For a Linux System, it is also important to consider the Linux software support available. Choosing devices that already have good Linux support can dramatically speed the design process and help ensure robustness.
1.1.1. Hardware Design Collateral¶
While it is not necessarily expected that Linux developers are also doing hardware design, the quality of hardware definitely has an impact on them. Dealing with hardware issues can dramatically impact software schedules. So, this list of helpful collateral is included to highlight the resources available to help ensure quality hardware for great software development.
| Document/Resource | Notes |
|---|---|
| Data Sheet | Foundational document |
| Technical Reference Manual | Foundational document |
| Si Errata | Important for checking known issues and workarounds |
| Schematic Review Checklist | Very important as a guide for board design. This document should be well understood before board design. |
| High-Speed Interface Layout Guidelines | An excellent complement to Schematic Review Checklist above. Required reading for board designers. |
| DDR Board Design and Layout Guidelines | Another required reading. DDR design seems to constantly be a challenge for new boards. |
| SysConfig Configuration Tool | Important for Pin Mux, DDR Config, and MCU+ SDK. |
| Power Estimation Tool | Useful tool to help estimate power consumption. |
| BGA Escape Routing | Sample PCB escape routing. |
| AM64x Starter Kit | Design files serve as good examples. |
| AM64x GP EVM | Design files serve as good examples. |
1.1.2. Linux Software Compatibility¶
In addition to designing the best hardware for a robust embedded system, it is often advantageous to choose hardware that is already well supported by Linux. Linux code that has been used in other systems has inherently been tested and hardened. It is also available, which avoids having to develop new drivers and work out the likely bugs in them. This availability and robustness save time and effort by software teams and help keep schedules on track.

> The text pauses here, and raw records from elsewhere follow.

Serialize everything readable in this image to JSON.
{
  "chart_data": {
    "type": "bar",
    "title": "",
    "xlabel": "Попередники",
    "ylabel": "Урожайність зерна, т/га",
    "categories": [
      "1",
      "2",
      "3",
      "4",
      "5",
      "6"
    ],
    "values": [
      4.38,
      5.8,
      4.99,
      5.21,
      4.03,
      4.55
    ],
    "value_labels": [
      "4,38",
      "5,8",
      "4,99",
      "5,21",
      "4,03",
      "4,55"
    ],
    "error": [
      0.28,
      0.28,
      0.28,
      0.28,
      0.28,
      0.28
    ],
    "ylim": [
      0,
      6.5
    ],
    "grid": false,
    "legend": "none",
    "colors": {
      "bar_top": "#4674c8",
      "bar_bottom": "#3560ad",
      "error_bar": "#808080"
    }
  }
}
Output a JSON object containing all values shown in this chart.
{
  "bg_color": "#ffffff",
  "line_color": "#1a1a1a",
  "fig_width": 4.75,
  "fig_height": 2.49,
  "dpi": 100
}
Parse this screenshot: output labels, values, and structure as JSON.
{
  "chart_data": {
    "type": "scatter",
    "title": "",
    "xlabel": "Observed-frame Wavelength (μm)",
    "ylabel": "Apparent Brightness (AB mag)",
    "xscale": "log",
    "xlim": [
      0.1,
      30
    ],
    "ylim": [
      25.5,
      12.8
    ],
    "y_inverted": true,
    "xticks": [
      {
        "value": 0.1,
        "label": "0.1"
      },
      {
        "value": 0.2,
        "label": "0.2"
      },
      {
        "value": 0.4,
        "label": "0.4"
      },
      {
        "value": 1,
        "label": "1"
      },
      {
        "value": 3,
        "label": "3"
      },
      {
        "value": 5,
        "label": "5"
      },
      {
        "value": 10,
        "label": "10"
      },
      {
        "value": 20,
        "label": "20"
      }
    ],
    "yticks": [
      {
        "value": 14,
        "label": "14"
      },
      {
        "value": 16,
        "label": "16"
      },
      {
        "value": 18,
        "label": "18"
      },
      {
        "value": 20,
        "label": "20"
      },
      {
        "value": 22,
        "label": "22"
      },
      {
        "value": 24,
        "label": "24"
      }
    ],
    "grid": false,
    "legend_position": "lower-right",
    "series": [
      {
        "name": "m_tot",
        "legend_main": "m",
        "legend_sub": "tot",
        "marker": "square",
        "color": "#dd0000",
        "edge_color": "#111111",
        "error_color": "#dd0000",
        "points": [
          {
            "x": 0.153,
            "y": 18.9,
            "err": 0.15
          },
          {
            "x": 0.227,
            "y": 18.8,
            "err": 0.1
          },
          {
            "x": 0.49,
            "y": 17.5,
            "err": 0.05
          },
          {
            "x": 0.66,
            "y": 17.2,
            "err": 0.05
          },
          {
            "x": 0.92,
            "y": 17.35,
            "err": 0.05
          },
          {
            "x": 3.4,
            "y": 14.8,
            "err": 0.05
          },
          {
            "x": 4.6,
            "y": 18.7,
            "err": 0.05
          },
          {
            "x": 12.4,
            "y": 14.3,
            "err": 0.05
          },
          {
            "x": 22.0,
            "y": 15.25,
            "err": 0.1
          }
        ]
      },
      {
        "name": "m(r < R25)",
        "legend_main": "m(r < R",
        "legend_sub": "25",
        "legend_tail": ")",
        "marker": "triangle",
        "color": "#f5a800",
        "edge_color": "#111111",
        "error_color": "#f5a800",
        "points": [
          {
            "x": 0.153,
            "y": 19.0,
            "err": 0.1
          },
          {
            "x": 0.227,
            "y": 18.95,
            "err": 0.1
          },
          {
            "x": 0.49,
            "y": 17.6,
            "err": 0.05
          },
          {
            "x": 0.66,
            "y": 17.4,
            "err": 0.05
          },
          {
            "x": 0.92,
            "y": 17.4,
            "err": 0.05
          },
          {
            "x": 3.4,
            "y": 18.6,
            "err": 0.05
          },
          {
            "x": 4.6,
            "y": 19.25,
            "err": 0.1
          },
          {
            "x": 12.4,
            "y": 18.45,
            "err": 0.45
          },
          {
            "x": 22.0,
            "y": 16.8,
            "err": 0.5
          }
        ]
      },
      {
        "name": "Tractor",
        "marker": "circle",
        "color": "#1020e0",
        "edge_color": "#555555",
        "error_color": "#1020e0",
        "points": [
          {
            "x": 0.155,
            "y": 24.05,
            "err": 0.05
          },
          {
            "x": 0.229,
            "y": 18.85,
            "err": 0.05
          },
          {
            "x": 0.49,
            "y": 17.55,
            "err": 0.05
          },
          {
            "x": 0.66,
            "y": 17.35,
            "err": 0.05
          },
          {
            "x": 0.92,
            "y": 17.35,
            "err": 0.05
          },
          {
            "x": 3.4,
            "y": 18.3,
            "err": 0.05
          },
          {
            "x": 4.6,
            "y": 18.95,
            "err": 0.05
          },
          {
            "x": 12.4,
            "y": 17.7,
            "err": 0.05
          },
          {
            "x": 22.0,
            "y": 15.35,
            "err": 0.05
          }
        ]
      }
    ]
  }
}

TI provides Linux drivers for most SoC functions and peripherals. The available drivers and features can be checked in the Software Build Sheet. While this covers the SoC peripherals, it does not cover the individual components that these peripherals are interfacing with. For example, I2C master on AM64x has a Linux driver provided with the Processor SDK for Linux. That does not mean that the I2C GPIO Expander that is chosen for a design has a corresponding driver. The availability of such a driver needs to be checked as well:
- Search the Linux source code for driver support.
- Ask the vendor if a Linux driver is provided.
- Check what is used on a TI, community, or other public boards.
- Leverage previous experience from other projects.
It is very important to understand the driver availability of all components being used on a board or project before project commissioning. This check makes sure that software project deadlines are planned accordingly. If a components without Linux support is chosen, the software development efforts to enable that device should be factored into the overall project costs and timelines.